Preparing to start a professional career in massage therapy may seem simple enough—especially since the demand for massage therapists is expected to continue growing. In 2012, the Bureau of Labor Statistics projected that the number of massage jobs in the U.S. will increase by 23 percent by the year 2022.
Even if you have a top-notch education and there's plenty of demand for your services, you might encounter a few surprises as you venture into the professional world.
Massage Job Surprise #1: It Pays to Be an Employee
Many new massage therapists expect to start their own practices and be self-employed, which is a terrific goal. However, working for an employer has many benefits and can be a great starting point for those new to the massage field. Managing a private practice requires business and marketing experience to ensure success and secure regular clientele. I encourage therapists to gain a deep understanding of the industry before launching their own practice.
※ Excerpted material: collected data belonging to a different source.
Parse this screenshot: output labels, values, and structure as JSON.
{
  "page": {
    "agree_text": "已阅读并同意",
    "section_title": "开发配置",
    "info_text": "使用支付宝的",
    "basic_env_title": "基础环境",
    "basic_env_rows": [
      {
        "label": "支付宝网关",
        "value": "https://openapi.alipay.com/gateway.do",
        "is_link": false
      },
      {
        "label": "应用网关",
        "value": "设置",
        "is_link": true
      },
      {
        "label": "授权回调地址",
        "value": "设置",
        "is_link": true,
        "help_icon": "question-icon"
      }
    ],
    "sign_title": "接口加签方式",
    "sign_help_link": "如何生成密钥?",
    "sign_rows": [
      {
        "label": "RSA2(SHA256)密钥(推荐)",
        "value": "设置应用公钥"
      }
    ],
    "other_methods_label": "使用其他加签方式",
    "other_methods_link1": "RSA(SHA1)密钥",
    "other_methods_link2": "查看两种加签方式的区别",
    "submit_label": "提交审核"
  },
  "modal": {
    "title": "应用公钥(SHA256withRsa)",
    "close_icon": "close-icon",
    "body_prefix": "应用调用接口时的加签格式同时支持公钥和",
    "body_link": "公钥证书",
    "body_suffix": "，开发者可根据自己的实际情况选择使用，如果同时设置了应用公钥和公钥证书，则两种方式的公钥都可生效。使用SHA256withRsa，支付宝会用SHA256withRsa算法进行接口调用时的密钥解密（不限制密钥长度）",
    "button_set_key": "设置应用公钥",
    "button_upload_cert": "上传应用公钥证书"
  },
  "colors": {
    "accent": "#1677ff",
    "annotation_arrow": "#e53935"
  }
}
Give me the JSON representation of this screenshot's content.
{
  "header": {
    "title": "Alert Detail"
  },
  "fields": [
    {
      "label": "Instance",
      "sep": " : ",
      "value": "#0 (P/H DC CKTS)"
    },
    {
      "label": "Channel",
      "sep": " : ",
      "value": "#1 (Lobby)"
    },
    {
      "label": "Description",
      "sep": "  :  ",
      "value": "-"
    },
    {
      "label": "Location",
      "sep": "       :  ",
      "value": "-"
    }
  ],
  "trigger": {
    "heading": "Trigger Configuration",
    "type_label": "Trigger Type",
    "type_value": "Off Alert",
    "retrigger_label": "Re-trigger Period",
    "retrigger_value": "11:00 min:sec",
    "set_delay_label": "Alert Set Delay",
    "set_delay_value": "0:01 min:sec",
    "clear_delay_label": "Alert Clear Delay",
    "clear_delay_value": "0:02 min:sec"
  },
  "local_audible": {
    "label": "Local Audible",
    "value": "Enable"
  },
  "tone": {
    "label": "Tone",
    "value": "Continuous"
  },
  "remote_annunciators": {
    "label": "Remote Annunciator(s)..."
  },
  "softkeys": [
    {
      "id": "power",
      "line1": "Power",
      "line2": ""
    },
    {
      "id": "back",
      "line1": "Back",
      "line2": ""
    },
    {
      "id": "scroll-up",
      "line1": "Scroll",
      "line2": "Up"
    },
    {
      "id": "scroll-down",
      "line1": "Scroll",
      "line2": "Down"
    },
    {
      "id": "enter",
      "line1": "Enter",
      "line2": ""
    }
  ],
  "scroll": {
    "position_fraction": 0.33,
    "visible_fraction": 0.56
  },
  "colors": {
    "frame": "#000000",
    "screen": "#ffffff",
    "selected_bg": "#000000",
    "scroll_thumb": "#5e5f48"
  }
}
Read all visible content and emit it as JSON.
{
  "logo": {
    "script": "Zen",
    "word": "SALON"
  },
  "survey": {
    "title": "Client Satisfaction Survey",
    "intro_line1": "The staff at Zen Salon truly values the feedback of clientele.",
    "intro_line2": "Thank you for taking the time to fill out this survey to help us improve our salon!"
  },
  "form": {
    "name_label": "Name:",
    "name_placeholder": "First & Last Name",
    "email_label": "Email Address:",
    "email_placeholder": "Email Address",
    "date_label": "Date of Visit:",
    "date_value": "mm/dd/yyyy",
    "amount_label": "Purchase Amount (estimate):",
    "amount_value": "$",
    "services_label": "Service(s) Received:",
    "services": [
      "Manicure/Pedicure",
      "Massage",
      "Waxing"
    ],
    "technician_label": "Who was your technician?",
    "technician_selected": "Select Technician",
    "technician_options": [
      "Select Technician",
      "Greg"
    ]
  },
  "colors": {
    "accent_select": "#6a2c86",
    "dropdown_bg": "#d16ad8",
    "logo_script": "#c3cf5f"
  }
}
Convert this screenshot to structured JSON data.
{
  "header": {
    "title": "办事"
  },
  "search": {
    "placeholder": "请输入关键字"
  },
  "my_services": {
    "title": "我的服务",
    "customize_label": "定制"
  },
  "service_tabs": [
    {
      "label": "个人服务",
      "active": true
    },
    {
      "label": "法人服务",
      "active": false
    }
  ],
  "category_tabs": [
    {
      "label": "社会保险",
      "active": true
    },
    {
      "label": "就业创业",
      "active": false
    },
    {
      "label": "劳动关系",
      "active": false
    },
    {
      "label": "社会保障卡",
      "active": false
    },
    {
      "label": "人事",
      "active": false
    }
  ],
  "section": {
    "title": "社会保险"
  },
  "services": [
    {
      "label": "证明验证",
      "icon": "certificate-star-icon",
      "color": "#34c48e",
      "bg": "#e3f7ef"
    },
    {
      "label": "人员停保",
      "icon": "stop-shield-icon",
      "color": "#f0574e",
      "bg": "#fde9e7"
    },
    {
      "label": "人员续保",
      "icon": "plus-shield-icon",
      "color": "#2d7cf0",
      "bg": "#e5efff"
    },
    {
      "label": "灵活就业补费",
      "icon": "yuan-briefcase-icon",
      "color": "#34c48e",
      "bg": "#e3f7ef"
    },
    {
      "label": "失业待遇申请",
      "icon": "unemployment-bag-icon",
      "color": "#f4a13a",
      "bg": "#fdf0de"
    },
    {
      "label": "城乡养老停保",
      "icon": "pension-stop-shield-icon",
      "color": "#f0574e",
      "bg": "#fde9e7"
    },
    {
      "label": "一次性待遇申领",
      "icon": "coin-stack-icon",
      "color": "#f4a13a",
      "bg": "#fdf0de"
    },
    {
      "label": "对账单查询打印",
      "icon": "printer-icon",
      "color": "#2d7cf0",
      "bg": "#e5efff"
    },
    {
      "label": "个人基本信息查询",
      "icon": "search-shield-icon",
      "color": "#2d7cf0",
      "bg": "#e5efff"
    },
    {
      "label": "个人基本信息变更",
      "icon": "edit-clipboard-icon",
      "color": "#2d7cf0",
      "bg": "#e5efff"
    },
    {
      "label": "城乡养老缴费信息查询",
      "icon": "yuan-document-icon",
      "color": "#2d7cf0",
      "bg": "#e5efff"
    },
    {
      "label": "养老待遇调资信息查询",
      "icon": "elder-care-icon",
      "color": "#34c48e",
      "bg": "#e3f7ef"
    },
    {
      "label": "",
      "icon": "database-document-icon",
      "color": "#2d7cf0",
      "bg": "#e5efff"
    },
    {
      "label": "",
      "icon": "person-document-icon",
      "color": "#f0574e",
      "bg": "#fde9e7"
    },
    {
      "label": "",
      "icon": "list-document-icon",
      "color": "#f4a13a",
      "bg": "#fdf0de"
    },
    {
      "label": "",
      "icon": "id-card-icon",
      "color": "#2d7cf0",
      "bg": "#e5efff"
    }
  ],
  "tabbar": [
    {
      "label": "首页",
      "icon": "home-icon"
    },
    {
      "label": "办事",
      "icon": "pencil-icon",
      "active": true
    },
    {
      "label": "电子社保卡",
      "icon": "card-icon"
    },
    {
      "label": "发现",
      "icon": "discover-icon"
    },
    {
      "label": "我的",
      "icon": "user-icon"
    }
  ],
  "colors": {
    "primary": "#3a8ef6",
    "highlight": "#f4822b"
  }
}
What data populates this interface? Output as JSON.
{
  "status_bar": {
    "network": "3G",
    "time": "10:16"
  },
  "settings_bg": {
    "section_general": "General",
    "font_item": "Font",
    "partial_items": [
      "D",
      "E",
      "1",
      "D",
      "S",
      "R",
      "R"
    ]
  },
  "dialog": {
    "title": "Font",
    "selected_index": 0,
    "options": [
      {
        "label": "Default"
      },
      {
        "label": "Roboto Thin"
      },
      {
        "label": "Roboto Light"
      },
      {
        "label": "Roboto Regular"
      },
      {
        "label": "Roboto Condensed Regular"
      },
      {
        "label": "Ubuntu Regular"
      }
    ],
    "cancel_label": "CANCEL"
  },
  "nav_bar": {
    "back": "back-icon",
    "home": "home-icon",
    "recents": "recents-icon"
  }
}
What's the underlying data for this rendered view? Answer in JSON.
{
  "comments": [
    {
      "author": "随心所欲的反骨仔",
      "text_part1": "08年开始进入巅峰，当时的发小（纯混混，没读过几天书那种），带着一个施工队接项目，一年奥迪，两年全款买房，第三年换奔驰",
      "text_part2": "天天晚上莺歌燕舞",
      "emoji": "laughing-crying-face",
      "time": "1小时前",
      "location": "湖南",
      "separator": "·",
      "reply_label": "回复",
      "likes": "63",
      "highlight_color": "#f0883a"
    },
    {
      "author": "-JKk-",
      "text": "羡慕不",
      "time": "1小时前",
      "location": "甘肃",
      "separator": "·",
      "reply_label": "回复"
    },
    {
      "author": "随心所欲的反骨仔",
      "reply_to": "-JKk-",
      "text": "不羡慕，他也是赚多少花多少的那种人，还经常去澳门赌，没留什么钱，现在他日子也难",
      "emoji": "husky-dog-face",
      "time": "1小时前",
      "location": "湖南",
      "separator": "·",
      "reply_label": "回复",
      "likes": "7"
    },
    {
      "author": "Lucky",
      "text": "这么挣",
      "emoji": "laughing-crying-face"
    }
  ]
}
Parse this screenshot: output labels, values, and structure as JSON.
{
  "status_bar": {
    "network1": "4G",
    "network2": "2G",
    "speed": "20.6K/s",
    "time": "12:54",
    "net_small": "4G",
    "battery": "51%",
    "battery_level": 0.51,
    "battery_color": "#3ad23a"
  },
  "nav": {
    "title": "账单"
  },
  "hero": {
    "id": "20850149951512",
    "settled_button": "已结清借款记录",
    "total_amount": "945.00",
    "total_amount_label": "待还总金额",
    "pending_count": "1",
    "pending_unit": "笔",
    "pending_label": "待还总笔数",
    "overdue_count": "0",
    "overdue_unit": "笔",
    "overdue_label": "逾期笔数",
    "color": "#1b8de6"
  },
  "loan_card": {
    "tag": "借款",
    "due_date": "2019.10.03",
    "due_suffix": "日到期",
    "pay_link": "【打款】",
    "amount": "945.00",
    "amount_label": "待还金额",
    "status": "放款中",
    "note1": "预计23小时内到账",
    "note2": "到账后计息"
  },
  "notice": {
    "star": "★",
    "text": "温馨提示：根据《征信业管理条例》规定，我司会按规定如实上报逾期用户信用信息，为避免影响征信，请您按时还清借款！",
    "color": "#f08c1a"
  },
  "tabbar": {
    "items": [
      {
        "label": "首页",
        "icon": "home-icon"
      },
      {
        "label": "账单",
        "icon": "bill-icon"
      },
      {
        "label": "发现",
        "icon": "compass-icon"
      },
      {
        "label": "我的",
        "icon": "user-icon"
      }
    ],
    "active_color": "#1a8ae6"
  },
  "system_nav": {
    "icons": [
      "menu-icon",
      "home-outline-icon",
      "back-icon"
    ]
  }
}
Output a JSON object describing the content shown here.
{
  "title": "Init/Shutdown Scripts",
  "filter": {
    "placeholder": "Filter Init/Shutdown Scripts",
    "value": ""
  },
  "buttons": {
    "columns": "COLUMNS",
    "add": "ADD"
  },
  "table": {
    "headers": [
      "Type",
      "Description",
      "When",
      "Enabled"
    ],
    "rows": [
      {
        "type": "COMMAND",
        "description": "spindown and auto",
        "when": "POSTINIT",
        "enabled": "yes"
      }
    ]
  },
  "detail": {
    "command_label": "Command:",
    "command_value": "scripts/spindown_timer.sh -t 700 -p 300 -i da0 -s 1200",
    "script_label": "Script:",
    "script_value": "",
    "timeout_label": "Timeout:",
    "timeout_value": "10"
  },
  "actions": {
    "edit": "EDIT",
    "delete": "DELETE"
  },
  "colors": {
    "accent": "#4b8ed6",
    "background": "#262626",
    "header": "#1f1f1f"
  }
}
Working for a well-respected employer, either in private practice or at a franchise, can help massage therapists develop professionally, hone techniques and gain hands-on experience—which goes a long way toward making up for a per-massage payment that will be less than what you would earn working for yourself. Your focus can be much narrower at these establishments, since the employer is responsible for marketing and other business logistics, giving therapists the opportunity to learn a lot that will, down the road, make them more successful as businesspeople.
Massage Job Surprise #2: On Resumes, Less Is More
When it comes to resumes, massage job seekers often think that the more they have listed, the more employable they look. When I talk to therapists who are developing and building their resumes, I tell them the exact opposite. If an applicant has reflexology listed on his resume, during an interview the employer will expect the applicant to answer questions about and be able to perform this technique. If the applicant has only taken a limited number of hours in reflexology and is unable to answer questions about it, the employer will—with good reason—doubt his competence. It is important that massage therapists can confidently speak about—and perform—all the skills and techniques on their resume.
Massage therapists should also look prepared at the interview. In the field of massage therapy, we are first and foremost professionals, and employers will expect therapists to wear professional, appropriate clothing and shoes both in the interview and on the job.
Massage Job Surprise #3: Thinking Outside the Back Makes an Impression
Interviews for massage jobs are typically two-fold; there is a verbal portion and then a hands-on portion in which the applicant is asked to massage one or two people. This allows employers to get a good feel for the applicant's technique and style, and determine whether she is going to be a good fit for the practice.
In many cases, employers interview a number of applicants. In the past, I've seen interviews where employers talk to more than 50 applicants in the span of three days. In my experience, it is also very common for therapists to focus on the massage recipient's back during the hands-on portion. If you are the interviewer, that's a lot of back massages.
I advise massage job-seekers to wow interviewers by choosing areas of the body that aren't usually focused on. Applicants sometimes only have 15 to 30 minutes to make an impression. Rather than massaging the same area as others, typically the back, I encourage therapists to concentrate on head, neck, arms and hands, or the legs and feet. This allows therapists to showcase the breadth of their abilities and techniques, while showing diversity and mastery in areas that take more thought. This can make a lasting impression.
Prepare to Search for Massage Jobs
Working in massage therapy can be challenging, rewarding and full of surprises. To avoid being caught off-guard, massage job seekers should prepare for the search by talking to colleagues, instructors and other professionals who can share the in and outs of the field.